Kein Zweifel, daß an der ungebremsten Selbstverwirklichungs-Mentalität unzählige Ehen zerbrochen sind. Die Konsequenz einer Gesellschaft, in der jeder nur sein individuell Bestes will, in der sich jeder selbst verwirklichen und keiner für den anderen da sein möchte, sind millionenfache Abtreibung von Kindern, die man offen als „ungewollt“ bezeichnet, im Labor gezeugte und gen-geprüfte Kinder, falls ein Kind gerade in die Selbstverwirklichung paßt, Millionen von Scheidungswaisen – und auch die Euthanasie. Es wäre ja geradezu ein Wunder, wenn Kinder, die ihre Eltern jahrelang auf dem Selbstverwirklichungs-Trip erlebten, sich später finanziell oder gar persönlich um die immer zahlreicher werdenden Alten kümmern würden. Die Ellenbogen-Gesellschaft belohnt den Durchsetzungsfähigen und Rücksichtslosen. Die Selbstverwirklichungs-Gesellschaft belächelt den Idealisten und den Opferbereiten.

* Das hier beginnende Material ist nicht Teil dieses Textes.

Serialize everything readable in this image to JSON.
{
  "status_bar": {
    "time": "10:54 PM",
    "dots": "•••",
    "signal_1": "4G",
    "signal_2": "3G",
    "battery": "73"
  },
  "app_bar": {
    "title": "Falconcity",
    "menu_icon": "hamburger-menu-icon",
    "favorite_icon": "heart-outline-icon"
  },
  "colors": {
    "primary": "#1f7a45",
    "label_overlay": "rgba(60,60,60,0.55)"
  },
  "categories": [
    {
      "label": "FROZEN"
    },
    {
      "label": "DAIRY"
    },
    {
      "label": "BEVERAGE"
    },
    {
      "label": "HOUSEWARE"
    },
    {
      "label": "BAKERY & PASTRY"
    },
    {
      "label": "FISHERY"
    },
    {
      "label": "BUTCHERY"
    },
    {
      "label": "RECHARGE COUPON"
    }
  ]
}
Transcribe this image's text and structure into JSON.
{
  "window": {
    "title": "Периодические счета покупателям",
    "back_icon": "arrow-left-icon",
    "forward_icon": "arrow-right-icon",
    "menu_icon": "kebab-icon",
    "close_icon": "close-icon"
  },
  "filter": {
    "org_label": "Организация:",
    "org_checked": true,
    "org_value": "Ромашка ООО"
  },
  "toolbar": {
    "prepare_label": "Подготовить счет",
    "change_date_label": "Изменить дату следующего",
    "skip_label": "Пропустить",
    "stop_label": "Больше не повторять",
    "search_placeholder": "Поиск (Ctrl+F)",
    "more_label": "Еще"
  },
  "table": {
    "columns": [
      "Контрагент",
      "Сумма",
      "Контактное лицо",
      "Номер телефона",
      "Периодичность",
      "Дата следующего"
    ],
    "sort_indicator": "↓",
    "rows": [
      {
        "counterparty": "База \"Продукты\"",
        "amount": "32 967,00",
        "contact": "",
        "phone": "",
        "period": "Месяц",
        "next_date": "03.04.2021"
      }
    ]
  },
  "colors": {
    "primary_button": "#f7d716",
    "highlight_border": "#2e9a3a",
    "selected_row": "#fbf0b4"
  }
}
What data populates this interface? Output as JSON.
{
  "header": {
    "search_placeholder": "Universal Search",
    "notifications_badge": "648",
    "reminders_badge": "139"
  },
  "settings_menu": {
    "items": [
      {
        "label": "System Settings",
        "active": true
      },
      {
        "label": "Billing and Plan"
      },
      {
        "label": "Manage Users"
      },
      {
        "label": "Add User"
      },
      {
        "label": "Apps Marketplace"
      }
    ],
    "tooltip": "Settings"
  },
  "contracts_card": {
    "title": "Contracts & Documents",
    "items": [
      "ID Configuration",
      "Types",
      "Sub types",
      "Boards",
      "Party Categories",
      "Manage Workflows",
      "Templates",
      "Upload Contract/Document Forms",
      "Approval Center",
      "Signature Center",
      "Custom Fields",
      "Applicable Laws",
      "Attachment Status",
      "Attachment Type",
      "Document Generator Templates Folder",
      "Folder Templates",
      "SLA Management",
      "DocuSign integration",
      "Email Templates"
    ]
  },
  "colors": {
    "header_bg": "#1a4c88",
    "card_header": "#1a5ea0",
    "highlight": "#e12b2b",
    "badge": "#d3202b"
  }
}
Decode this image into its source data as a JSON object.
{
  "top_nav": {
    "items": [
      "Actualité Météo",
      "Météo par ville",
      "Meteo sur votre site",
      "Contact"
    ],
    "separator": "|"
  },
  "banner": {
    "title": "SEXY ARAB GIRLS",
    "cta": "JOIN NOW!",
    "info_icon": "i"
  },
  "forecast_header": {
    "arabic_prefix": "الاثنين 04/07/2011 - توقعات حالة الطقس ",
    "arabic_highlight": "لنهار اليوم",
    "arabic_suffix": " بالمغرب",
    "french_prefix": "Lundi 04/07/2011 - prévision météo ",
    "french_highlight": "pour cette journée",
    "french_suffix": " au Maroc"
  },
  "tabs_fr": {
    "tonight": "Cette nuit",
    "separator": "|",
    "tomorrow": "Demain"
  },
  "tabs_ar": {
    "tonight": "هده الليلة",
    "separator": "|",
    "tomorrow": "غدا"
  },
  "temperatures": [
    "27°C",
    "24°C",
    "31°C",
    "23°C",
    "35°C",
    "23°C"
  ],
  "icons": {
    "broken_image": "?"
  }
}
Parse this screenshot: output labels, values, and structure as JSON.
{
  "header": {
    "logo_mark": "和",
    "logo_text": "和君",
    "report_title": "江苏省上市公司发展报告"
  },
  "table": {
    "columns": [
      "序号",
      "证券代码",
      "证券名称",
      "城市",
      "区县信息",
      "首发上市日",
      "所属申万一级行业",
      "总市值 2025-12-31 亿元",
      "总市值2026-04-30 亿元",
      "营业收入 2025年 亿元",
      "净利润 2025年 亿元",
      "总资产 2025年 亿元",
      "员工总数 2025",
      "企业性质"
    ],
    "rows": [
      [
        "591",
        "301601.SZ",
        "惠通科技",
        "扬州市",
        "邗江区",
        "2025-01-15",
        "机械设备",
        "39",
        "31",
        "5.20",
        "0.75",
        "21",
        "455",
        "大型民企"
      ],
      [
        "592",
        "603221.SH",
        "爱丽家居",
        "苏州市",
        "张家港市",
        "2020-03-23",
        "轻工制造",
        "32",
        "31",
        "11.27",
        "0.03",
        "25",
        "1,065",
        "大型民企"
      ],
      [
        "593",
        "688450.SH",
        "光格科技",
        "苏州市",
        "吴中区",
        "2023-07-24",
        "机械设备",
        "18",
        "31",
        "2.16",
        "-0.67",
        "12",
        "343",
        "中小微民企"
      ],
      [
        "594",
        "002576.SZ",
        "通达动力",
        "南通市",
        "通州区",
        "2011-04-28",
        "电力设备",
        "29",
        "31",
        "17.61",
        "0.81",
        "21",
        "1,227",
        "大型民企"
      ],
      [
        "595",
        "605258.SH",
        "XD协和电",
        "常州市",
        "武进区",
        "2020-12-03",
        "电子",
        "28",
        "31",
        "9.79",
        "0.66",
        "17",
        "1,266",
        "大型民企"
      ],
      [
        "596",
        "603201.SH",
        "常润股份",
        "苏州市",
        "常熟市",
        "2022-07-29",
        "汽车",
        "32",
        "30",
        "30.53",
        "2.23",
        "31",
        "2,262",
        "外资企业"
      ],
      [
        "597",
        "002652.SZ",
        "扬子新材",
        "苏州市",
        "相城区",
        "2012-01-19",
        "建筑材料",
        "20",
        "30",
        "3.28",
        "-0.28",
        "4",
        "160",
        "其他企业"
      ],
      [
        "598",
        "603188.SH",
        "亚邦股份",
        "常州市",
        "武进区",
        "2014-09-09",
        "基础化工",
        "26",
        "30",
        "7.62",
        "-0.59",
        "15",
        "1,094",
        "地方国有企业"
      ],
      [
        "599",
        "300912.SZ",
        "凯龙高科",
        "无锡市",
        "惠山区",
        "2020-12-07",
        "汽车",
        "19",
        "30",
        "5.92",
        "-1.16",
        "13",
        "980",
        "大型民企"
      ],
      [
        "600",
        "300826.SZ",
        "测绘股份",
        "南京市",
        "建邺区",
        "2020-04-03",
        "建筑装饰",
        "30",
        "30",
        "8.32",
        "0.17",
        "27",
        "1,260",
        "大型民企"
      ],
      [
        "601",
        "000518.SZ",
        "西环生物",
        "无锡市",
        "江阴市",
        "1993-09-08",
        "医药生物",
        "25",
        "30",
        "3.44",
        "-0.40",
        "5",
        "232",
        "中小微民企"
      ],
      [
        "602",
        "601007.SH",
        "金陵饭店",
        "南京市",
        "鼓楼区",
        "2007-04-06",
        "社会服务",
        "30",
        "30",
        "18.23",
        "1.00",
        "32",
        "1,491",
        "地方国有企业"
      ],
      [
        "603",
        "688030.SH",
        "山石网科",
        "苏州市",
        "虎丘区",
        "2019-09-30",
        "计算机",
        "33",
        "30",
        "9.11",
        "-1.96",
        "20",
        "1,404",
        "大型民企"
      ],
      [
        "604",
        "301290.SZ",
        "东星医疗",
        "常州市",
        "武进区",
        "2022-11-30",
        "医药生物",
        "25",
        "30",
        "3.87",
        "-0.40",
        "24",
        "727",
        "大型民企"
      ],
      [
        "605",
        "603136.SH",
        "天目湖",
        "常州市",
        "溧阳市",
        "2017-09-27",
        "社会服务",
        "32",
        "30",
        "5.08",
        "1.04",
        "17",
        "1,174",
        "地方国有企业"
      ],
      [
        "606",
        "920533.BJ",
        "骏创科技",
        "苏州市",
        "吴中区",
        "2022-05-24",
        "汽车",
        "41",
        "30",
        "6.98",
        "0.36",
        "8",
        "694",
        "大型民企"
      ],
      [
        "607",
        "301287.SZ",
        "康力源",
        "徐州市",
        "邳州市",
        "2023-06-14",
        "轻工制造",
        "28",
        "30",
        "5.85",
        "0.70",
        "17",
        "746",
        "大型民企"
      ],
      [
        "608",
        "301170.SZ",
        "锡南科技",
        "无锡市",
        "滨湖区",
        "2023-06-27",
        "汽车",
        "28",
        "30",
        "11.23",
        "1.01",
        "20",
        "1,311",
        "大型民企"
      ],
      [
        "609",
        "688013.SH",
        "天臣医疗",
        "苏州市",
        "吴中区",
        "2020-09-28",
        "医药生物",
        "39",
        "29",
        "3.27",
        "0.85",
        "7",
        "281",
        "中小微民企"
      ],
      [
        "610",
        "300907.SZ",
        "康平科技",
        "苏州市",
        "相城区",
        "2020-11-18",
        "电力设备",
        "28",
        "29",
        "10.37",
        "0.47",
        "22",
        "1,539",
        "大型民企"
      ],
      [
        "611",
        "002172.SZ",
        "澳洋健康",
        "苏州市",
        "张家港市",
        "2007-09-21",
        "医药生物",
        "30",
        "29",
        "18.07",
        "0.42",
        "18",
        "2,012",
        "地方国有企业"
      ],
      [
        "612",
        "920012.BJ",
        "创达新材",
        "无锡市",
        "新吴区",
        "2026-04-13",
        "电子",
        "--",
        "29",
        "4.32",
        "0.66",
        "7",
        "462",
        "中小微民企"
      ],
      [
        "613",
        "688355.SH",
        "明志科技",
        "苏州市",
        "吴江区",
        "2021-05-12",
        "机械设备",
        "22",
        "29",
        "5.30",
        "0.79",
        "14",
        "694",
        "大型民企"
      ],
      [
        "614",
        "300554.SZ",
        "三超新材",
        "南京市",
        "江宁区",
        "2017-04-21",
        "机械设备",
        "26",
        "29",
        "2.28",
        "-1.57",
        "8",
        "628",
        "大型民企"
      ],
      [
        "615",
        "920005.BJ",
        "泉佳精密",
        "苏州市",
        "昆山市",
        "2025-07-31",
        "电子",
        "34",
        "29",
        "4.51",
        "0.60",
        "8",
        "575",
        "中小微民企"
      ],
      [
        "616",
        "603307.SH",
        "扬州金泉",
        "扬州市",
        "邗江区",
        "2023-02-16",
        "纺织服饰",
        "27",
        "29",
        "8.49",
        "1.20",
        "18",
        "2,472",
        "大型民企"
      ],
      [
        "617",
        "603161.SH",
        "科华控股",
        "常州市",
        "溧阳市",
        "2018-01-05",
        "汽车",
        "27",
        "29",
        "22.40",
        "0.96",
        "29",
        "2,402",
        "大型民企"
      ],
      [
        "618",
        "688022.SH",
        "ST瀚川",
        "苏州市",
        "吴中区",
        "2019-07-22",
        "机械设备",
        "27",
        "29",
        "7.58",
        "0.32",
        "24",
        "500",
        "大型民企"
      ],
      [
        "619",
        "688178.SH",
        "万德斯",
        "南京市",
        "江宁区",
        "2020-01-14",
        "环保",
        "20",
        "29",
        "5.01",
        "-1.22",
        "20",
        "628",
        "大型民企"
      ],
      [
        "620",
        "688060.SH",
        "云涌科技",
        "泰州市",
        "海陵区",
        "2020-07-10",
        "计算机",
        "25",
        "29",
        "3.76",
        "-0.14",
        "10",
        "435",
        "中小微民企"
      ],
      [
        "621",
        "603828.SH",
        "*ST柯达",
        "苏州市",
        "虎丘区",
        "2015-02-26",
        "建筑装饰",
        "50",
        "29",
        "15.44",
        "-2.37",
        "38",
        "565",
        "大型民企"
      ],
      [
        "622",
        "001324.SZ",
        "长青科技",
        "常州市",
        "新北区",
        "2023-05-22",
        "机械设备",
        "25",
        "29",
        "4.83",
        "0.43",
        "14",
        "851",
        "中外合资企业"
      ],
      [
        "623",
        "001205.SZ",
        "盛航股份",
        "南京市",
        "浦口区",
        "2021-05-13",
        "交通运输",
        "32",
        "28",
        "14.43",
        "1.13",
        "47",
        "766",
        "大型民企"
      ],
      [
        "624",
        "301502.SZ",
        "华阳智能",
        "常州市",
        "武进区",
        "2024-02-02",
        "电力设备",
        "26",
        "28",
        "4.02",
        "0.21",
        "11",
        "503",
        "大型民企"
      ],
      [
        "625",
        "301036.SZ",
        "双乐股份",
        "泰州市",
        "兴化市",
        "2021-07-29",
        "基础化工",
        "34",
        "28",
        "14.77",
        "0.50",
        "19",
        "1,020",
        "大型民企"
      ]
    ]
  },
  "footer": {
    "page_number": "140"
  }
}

Der postmoderne Individualismus hat den ohnedies brüchigen ethisch-moralischen Grundkonsens gänzlich in Frage gestellt. Doch eine Gesellschaft, deren verbindliches Recht nicht mehr auf gemeinsamen Werten und ethischen Grund
optionen beruht, zerfällt in pure Interessengruppen. Im Hinblick auf die demographische Entwicklung bedeutet dies: hier die Ältesten, die ein Recht auf kostenlose 24-Stunden-Pflege haben; dort die Alten, die sich einen ruhigen und gesicherten Lebensabend hart erarbeitet haben; dann die Erwerbstätigen, die ein Recht auf persönlichen Genuß des Ertrags ihrer Erwerbsarbeit haben; schließlich die Kinder und Jugendlichen, die ein Recht auf intakte Zukunftschancen haben. Alle haben sie Recht; aber angesichts von Bevölkerungsschwund und gesellschaftlicher Überalterung ist das alles gleichzeitig nicht mehr finanzierbar. Es ist Zeit, umzudenken.